The goal is to compress the cycle time of an AI experiment. If partnering with Turing means a lab can test, say, 3× more hypotheses, then that lab’s chance of discovering something novel goes up significantly.

In startups, the teams that learn the fastest win – they iterate to strong product-market fit before their competitors. For AI labs, the “product” is the model, and the “fit” is its performance on the target tasks. Turing acts as an extension of a lab’s R&D team, one dedicated to tightening that feedback loop as much as possible.

🇨🇭Turing is the “Switzerland” of AI data and talent

Jonathan and Vijay founded Turing in our office in 2018 with a somewhat different initial mission: to build an “Intelligent Talent Cloud” for software developers. They created AI tools to evaluate and manage remote engineers, giving companies instant access to vetted global coding talent. In 2020, that business took off with the remote-work boom.

A turning point came in 2022. OpenAI, fresh off the success of GPT-3, invited Jonathan to a meeting, which he assumed would be about OpenAI using Turing’s platform to hire engineers. Instead, OpenAI had a different request. Their researchers had discovered that adding a lot more code data to a LLM’s training made it significantly better at reasoning and problem-solving. They asked if Turing could generate a massive dataset of code and coding solutions to feed their models.

Jonathan obliged, and in doing so he saw a far larger opportunity. By 2023, Turing had expanded from a talent marketplace into an AI R&D services company. Importantly, they didn’t abandon their original business (companies still use Turing to hire remote devs), but they layered on another mission: help the world’s leading AI labs build better models. In effect, Turing transformed from an on-demand talent platform into an AGI infrastructure firm.

Throughout this evolution, Turing has maintained a neutral stance. Unlike Scale, which is now effectively an arm of Meta, Turing remains independent. Jonathan often describes Turing as “Switzerland”: they’re working with all the major AI labs (OpenAI, DeepMind, Anthropic, and others) in their race to AGI.

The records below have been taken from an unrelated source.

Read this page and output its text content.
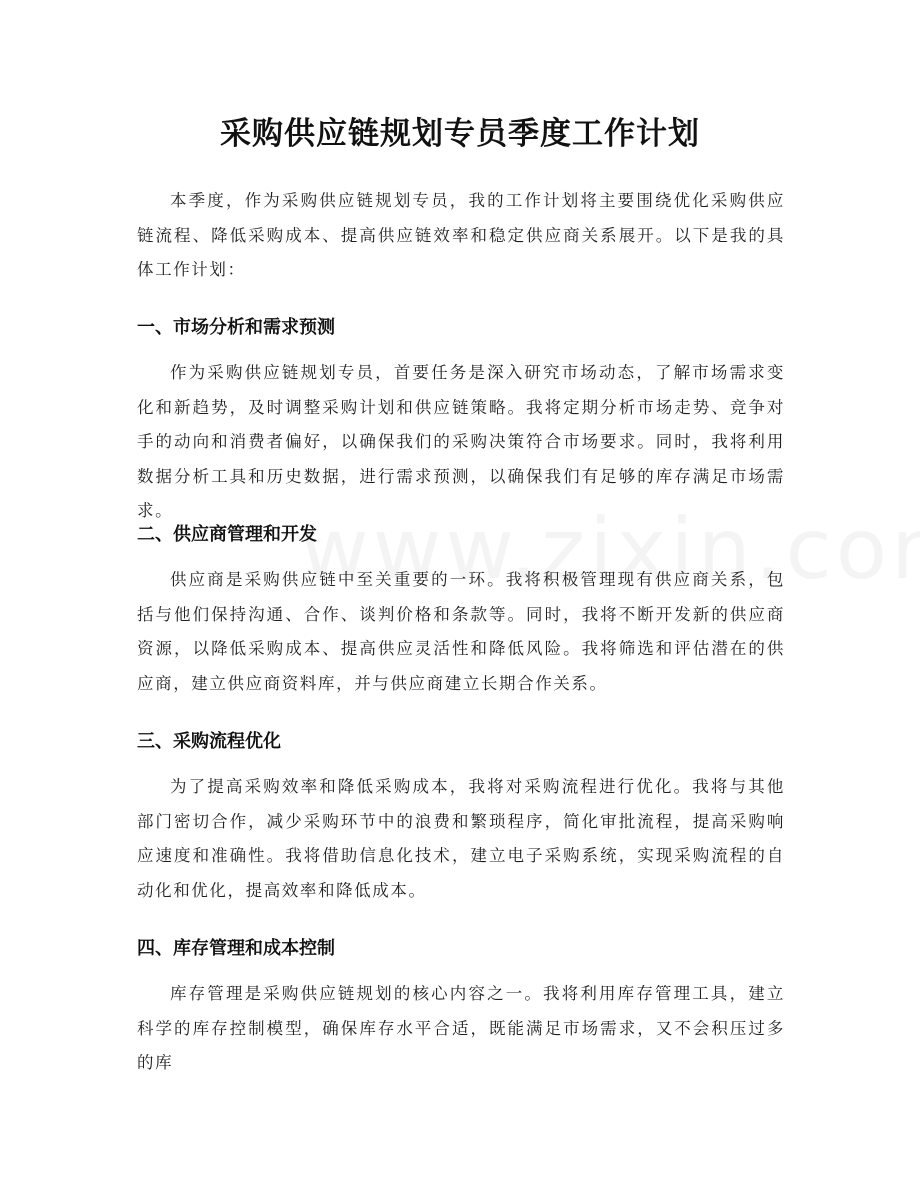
采购供应链规划专员季度工作计划

本季度，作为采购供应链规划专员，我的工作计划将主要围绕优化采购供应链流程、降低采购成本、提高供应链效率和稳定供应商关系展开。以下是我的具体工作计划：

一、市场分析和需求预测

作为采购供应链规划专员，首要任务是深入研究市场动态，了解市场需求变化和新趋势，及时调整采购计划和供应链策略。我将定期分析市场走势、竞争对手的动向和消费者偏好，以确保我们的采购决策符合市场要求。同时，我将利用数据分析工具和历史数据，进行需求预测，以确保我们有足够的库存满足市场需求。

二、供应商管理和开发

供应商是采购供应链中至关重要的一环。我将积极管理现有供应商关系，包括与他们保持沟通、合作、谈判价格和条款等。同时，我将不断开发新的供应商资源，以降低采购成本、提高供应灵活性和降低风险。我将筛选和评估潜在的供应商，建立供应商资料库，并与供应商建立长期合作关系。

三、采购流程优化

为了提高采购效率和降低采购成本，我将对采购流程进行优化。我将与其他部门密切合作，减少采购环节中的浪费和繁琐程序，简化审批流程，提高采购响应速度和准确性。我将借助信息化技术，建立电子采购系统，实现采购流程的自动化和优化，提高效率和降低成本。

四、库存管理和成本控制

库存管理是采购供应链规划的核心内容之一。我将利用库存管理工具，建立科学的库存控制模型，确保库存水平合适，既能满足市场需求，又不会积压过多的库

By working across the entire industry, Turing has emerged as the leading research accelerator for frontier AI teams. Meta’s alignment with Scale has only opened the door wider for Turing to double down on being the neutral, strategic data partner for any lab pursuing AGI.

🔮 The future of AI data

Meta’s investment in Scale was a loud announcement that data is strategic, and that where you get your data – and who else has access to it – matters deeply. But the bigger story is the qualitative change in what kind of data is needed to advance AI. Static, one-off datasets are giving way to dynamic, evolving training curricula. Data providers that used to be simple order-takers are becoming true partners in scientific discovery.

For AI labs, this new breed of partner is a force multiplier. I’d argue that today, if you’re a serious AI lab and not leveraging an accelerator like Turing (or an internal equivalent), you’re at a real disadvantage. And beyond the top few labs, as AI spreads across the economy, every company building or fine-tuning AI models for its own domain will face similar needs. This points to an enormous emerging market for AI research acceleration services and tools in the coming years.

As an early investor in Turing, I’ve been bullish on these trends since day one. But beyond my investment, I’m fascinated by what Turing’s rise tells us about how AI is evolving. They bet early that data would become an iterative service rather than a one-time product – and that bet is now clearly paying off.

At Foundation, we’re proud to partner with Jonathan, Vijay, and the entire Turing team as they continue to shape where this new AI data paradigm leads.